Usage
cv_regsem(model, n.lambda = 100, mult.start = TRUE, multi.iter = 100,
jump = 0.002, type = "none", fit.ret = c("rmsea", "BIC"),
fit.ret2 = c("train", "test"), data = NULL, optMethod = "nlminb",
gradFun = "ram", hessFun = "none", parallel = "no", Start = "default",
subOpt = "nlminb", longMod = F, optNL = "NLOPT_LN_NEWUOA_BOUND",
fac.type = "cfa", matrices = "extractMatrices", pars_pen = NULL,
diff_par = NULL, LB = -Inf, UB = Inf, calc = "normal", tol = 1e-10,
max.iter = 50000, missing = "listwise", ...)
Arguments
model
lavaan output object.
n.lambda
number of penalization values to test.
mult.start
Logical.

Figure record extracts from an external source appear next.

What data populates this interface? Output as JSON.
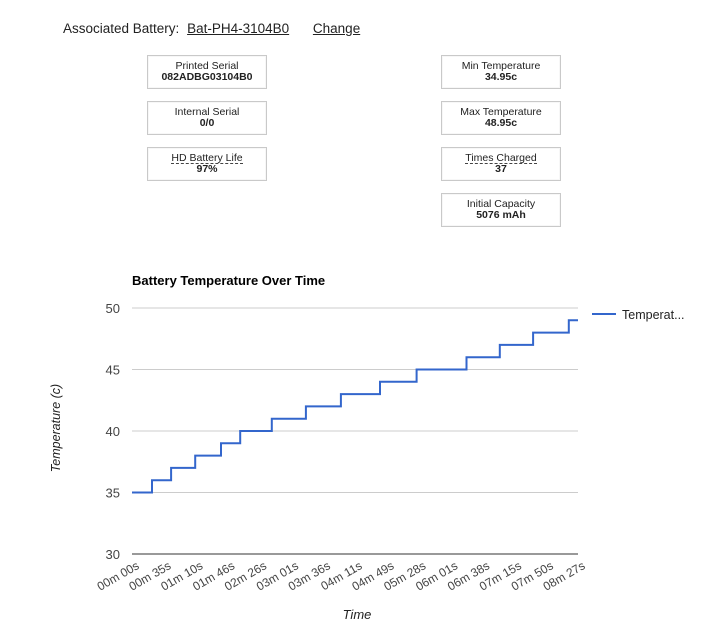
{
  "association": {
    "label": "Associated Battery:",
    "battery_id": "Bat-PH4-3104B0",
    "change_label": "Change"
  },
  "stats_left": [
    {
      "label": "Printed Serial",
      "value": "082ADBG03104B0",
      "tooltip": false
    },
    {
      "label": "Internal Serial",
      "value": "0/0",
      "tooltip": false
    },
    {
      "label": "HD Battery Life",
      "value": "97%",
      "tooltip": true
    }
  ],
  "stats_right": [
    {
      "label": "Min Temperature",
      "value": "34.95c",
      "tooltip": false
    },
    {
      "label": "Max Temperature",
      "value": "48.95c",
      "tooltip": false
    },
    {
      "label": "Times Charged",
      "value": "37",
      "tooltip": true
    },
    {
      "label": "Initial Capacity",
      "value": "5076 mAh",
      "tooltip": false
    }
  ],
  "chart_data": {
    "type": "line",
    "title": "Battery Temperature Over Time",
    "xlabel": "Time",
    "ylabel": "Temperature (c)",
    "ylim": [
      30,
      50
    ],
    "yticks": [
      30,
      35,
      40,
      45,
      50
    ],
    "x_tick_labels": [
      "00m 00s",
      "00m 35s",
      "01m 10s",
      "01m 46s",
      "02m 26s",
      "03m 01s",
      "03m 36s",
      "04m 11s",
      "04m 49s",
      "05m 28s",
      "06m 01s",
      "06m 38s",
      "07m 15s",
      "07m 50s",
      "08m 27s"
    ],
    "x_range_seconds": [
      0,
      536
    ],
    "legend": "right",
    "color": "#3366cc",
    "series": [
      {
        "name": "Temperat...",
        "points": [
          [
            0,
            35
          ],
          [
            24,
            35
          ],
          [
            24,
            36
          ],
          [
            47,
            36
          ],
          [
            47,
            37
          ],
          [
            76,
            37
          ],
          [
            76,
            38
          ],
          [
            107,
            38
          ],
          [
            107,
            39
          ],
          [
            130,
            39
          ],
          [
            130,
            40
          ],
          [
            168,
            40
          ],
          [
            168,
            41
          ],
          [
            209,
            41
          ],
          [
            209,
            42
          ],
          [
            251,
            42
          ],
          [
            251,
            43
          ],
          [
            298,
            43
          ],
          [
            298,
            44
          ],
          [
            342,
            44
          ],
          [
            342,
            45
          ],
          [
            402,
            45
          ],
          [
            402,
            46
          ],
          [
            442,
            46
          ],
          [
            442,
            47
          ],
          [
            482,
            47
          ],
          [
            482,
            48
          ],
          [
            525,
            48
          ],
          [
            525,
            49
          ],
          [
            536,
            49
          ]
        ]
      }
    ]
  }
}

Whether to use multi_optim() (TRUE) or
regsem() (FALSE).
multi.iter
number of random starts for multi_optim
jump
Amount to increase penalization each iteration.
fit.ret
Fit indices to return.
fit.ret2
Return fits from just train sample?
data
Optional dataframe. Only required for missing="fiml".
gradFun
gradient function to use.
hessFun
hessian function to use.
parallel
whether to parallelize the processes?
Start
type of starting values to use.
subOpt
type of optimization to use in the optimx package.
longMod
longitudinal model?
optNL
type of optimization to use in the NLopt package.
fac.type
using cfa or efa type of model.
matrices
function to use for extracting RAM matrices.
pars_pen
parameter indicators to penalize.
diff_par
parameter values to deviate from.
calc
type of calc function to use with means or not.
tol
absolute tolerance for convergence.
max.iter
max iterations for optimization.
missing
How to handle missing data. Current options are "listwise"
and "fiml".
...
Any additional arguments to pass to regsem() or multi_optim().